In the 20th century, the impact of these interlocking religious and imperialist-colonialist lines of thinking on U.S. government policy begins with Woodrow Wilson. Wilson was easily persuaded by Louis Brandeis to support the Balfour Declaration because of, in part, the President’s belief in biblical mythology. As he told the Zionist leader Rabbi Stephen Wise in 1916, “To think that I, son of the manse, should be able to help restore the Holy Land to its people.” Most of the American Presidents who followed Wilson were similarly pro-Zionist. However, for the men in the White House there were sometimes countervailing international pressures that limited their ability to make too public a pro-Zionist display. For instance, Woodrow Wilson was a Christian Zionist but, during World War I, he could not be as forthright about it as he might have wished because to do so would have alienated the Turks and risked the ruin of the American missionary presence in the Ottoman Empire. Just preceding and during World War II, Franklin Roosevelt, who was sympathetic to the Zionists without being religiously motivated, agreed with the State Department that too much of a public pro-Zionist display would unsettle the Middle East and perhaps drive the Arabs into alliance with the Axis Powers. After World War II, presidents such as Harry Truman, Lyndon Johnson (who likened the Israelis to 19th century “Texans fighting Mexico”), and Ronald Reagan (who had made references to Israel’s foes in terms of biblical prophecies) continued to have a basically romanticized biblical understanding of Palestine and Israel. However, even while faced with the issue of oil, they tended to be increasingly forthright in their support for Israel. Their Christian Zionist sentiments merged with the political and financial strength of the Zionist lobby to produce overtly pro-Zionist pronouncements and policies.

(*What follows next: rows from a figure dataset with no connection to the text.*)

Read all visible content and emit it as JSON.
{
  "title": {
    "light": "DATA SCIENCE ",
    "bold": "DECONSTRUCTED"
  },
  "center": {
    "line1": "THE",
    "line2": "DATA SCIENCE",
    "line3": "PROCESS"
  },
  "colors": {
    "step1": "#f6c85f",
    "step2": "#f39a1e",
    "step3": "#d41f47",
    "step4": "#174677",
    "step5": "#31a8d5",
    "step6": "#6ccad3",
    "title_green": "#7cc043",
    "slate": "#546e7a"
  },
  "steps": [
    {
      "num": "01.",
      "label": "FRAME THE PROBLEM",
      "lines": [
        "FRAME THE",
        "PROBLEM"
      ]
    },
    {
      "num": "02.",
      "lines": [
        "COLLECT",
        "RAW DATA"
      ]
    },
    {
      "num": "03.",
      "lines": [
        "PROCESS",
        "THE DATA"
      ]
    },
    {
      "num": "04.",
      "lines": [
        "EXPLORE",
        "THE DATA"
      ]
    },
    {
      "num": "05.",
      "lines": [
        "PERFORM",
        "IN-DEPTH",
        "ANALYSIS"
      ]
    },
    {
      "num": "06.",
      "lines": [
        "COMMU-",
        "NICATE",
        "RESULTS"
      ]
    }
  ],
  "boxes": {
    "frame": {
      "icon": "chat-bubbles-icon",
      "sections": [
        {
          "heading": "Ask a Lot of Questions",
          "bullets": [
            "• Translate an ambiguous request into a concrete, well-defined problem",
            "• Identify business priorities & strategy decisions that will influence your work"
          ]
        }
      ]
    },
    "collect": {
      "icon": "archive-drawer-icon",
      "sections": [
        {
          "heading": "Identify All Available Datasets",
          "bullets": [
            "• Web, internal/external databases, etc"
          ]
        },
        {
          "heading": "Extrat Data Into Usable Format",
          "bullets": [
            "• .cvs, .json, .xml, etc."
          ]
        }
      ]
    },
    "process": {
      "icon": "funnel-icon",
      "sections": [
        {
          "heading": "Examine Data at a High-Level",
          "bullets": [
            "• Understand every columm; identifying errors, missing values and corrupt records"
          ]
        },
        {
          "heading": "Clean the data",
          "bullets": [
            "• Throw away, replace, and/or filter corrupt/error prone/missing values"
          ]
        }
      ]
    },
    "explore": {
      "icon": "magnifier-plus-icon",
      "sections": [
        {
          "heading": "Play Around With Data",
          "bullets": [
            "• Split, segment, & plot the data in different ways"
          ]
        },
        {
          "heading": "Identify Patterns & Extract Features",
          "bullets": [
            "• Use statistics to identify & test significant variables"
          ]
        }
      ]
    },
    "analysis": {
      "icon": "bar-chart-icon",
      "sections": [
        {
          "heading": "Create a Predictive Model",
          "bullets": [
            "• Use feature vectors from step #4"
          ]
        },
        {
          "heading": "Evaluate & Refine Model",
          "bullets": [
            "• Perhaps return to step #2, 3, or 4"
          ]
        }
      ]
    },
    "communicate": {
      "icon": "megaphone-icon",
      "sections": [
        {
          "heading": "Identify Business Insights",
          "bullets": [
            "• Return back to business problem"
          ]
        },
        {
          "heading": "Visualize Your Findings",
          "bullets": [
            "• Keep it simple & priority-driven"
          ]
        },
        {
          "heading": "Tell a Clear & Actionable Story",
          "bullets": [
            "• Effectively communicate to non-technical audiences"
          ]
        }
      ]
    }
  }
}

Congress, on the other hand, never suffered the occasional restraints felt by the executive branch. Their politics were wholly local and, very early on, the American Zionists had made themselves a force in the domestic politics of America. Thus, by 1922 Congress had passed a joint resolution in support of the Balfour Declaration and from that point on the legislative branch never looked back. They supported the Zionist interpretation of events during the 1929 Arab uprising in Palestine and the rebellion of the late 1930s. Even during World War II, when Roosevelt and the State Department were trying to keep the Arabs from deserting the British-American cause in the Middle East, Congress repeatedly tried to pass pro-Zionist resolutions calling for open Jewish immigration into Palestine.

There were varied factors that reinforced this enthusiasm for Zionism: anti-immigration sentiment among constituents during the depression and post World War II years (that led American leaders to support Palestine, rather than the U.S., as a destination for Jewish refugees), a mixture of post-war guilt and humanitarian sympathy with the Jews as victims of the holocaust, and the sheer financial and organizational clout of America’s Zionist organizations. However, the effectiveness of all these factors was underpinned by the reality that a large number of Americans, who think little of foreign policy unless it can be linked to their everyday lives, had already been conditioned to view Palestine in romanticized biblical terms. In other words, for many American Protestants (to say nothing of the American Jews) Israel was, and is still, an extension of Sunday School, and in this mythologized form does touch their lives. As Lyndon Johnson once told a meeting of B’nai B’rith, “The Bible stories are woven into my childhood memories as the gallant struggle of modern Jews to be free of persecution is woven into our souls.” Add to this Christian Zionist predisposition an updated version of the bipolar world view wherein Israel is seen as “the only democracy in the Middle East” and a Western civilizational outpost that is allegedly “just like us,” and you get the acquiescence of many contemporary Americans to U.S. support for Israel that, between 1948 and 2001, totaled some 91 billion dollars.